Intern-GS: Vision Model Guided Sparse-View 3D Gaussian Splatting
Xiangyu Sun, Runnan Chen, Mingming Gong, Dong Xu, Tongliang Liu
TL;DR
This work tackles sparse-view novel view synthesis by harnessing priors from vision foundation models to overcome missing information. It jointly optimizes a dense, non-redundant Gaussian initialization via a dense multi-view stereo method (DUSt3R) and depth/appearance priors from both stereo and monocular predictions, augmented by diffusion-based appearance refinement for unseen views. The key contributions are (1) a dense, redundancy-free initialization strategy, (2) depth regularization using both training and pseudo views, (3) diffusion-guided multi-view appearance refinement, and (4) extensive ablations and state-of-the-art results on LLFF, DTU, and Tanks and Temples. Overall, Intern-GS significantly improves rendering quality in sparse-view scenarios, enabling robust, photo-realistic 3D reconstructions in texture-sparse and large-scale scenes with practical computation times.
Abstract
Sparse-view scene reconstruction often faces significant challenges due to the constraints imposed by limited observational data.
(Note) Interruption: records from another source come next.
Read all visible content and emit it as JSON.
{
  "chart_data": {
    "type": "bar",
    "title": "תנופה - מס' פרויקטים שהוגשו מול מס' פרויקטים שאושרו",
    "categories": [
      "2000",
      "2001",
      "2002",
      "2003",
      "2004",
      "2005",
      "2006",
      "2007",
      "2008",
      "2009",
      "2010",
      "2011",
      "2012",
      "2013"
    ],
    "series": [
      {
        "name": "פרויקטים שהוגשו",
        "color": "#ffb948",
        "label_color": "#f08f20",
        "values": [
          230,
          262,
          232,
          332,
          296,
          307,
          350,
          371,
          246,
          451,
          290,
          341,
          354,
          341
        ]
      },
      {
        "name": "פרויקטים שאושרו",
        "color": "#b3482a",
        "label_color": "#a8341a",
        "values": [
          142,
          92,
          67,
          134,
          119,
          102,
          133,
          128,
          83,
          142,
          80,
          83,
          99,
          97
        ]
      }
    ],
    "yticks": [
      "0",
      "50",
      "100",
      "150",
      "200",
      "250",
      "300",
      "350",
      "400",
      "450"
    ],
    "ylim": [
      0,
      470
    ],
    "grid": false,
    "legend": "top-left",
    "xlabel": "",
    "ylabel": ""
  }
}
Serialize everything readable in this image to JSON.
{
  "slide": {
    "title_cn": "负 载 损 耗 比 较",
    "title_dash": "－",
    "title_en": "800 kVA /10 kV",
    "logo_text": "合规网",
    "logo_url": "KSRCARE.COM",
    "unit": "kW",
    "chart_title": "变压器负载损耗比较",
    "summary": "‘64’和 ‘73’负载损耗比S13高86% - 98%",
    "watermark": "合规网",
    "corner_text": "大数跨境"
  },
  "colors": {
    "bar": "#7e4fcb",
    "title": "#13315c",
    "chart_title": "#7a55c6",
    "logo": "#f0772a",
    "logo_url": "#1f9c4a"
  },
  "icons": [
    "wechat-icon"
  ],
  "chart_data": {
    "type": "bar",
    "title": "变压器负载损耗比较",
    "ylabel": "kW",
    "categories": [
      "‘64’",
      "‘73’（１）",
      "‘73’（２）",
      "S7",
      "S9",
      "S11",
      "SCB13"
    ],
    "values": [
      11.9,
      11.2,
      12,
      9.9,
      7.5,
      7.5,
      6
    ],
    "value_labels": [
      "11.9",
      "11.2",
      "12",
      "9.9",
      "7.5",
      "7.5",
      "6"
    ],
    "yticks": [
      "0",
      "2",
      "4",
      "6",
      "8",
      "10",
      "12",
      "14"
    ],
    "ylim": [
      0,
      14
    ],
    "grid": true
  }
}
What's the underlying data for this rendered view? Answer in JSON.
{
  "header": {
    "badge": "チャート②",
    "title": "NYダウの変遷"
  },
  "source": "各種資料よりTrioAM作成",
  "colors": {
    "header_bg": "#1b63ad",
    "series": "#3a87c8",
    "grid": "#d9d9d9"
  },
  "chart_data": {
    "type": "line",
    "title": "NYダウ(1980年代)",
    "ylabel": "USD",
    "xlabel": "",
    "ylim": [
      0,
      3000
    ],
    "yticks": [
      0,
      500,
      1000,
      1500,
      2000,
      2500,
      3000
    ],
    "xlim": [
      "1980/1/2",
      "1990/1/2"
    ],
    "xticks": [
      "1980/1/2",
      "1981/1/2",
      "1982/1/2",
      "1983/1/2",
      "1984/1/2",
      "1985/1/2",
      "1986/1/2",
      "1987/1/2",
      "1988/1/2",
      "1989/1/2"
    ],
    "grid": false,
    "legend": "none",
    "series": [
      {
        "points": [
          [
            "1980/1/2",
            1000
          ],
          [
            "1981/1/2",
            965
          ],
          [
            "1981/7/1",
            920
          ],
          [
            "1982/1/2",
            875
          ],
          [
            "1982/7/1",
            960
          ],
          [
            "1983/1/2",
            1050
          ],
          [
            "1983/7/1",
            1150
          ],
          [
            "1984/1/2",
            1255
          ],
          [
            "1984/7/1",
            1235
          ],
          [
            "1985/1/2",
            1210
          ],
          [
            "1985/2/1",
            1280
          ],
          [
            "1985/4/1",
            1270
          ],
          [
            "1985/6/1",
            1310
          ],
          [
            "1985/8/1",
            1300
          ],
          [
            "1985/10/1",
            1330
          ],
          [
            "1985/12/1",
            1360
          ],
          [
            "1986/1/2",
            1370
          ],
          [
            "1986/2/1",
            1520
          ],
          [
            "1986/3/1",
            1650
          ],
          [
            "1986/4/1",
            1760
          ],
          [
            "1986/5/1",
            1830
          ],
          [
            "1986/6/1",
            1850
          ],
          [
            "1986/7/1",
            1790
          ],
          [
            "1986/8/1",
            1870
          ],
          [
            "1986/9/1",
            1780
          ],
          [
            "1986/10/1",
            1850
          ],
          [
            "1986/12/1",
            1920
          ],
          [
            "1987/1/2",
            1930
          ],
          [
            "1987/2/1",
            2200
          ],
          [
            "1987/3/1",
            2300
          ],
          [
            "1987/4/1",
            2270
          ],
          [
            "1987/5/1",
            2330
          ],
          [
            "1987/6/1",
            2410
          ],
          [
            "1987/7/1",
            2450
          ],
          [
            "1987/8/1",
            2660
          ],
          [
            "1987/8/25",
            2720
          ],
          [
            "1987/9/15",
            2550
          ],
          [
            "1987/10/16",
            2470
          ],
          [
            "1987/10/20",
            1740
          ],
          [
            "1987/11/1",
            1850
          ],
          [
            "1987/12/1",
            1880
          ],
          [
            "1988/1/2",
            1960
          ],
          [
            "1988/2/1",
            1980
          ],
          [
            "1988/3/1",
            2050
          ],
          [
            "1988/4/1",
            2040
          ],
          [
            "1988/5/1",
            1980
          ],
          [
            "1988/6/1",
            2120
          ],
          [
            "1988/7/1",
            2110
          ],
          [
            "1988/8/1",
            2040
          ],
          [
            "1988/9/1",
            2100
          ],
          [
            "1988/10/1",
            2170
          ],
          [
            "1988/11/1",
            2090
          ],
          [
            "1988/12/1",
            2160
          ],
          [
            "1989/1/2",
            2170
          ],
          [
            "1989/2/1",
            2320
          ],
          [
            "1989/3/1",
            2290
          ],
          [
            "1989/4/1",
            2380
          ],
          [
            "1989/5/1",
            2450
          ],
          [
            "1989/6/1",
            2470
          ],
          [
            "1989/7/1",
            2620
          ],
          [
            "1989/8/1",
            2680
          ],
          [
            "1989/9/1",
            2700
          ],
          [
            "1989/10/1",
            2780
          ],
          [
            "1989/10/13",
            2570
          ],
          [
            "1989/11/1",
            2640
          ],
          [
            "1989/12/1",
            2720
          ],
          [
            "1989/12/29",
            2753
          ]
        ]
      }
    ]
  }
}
These limitations result in incomplete information, leading to suboptimal reconstructions using existing methodologies. To address this, we present Intern-GS, a novel approach that effectively leverages rich prior knowledge from vision foundation models to enhance the process of sparse-view Gaussian Splatting, thereby enabling high-quality scene reconstruction. Specifically, Intern-GS utilizes vision foundation models to guide both the initialization and the optimization process of 3D Gaussian splatting, effectively addressing the limitations of sparse inputs. In the initialization process, our method employs DUSt3R to generate a dense and non-redundant gaussian point cloud. This approach significantly alleviates the limitations encountered by traditional structure-from-motion (SfM) methods, which often struggle under sparse-view constraints. During the optimization process, vision foundation models predict depth and appearance for unobserved views, refining the 3D Gaussians to compensate for missing information in unseen regions. Extensive experiments demonstrate that Intern-GS achieves state-of-the-art rendering quality across diverse datasets, including both forward-facing and large-scale scenes, such as LLFF, DTU, and Tanks and Temples.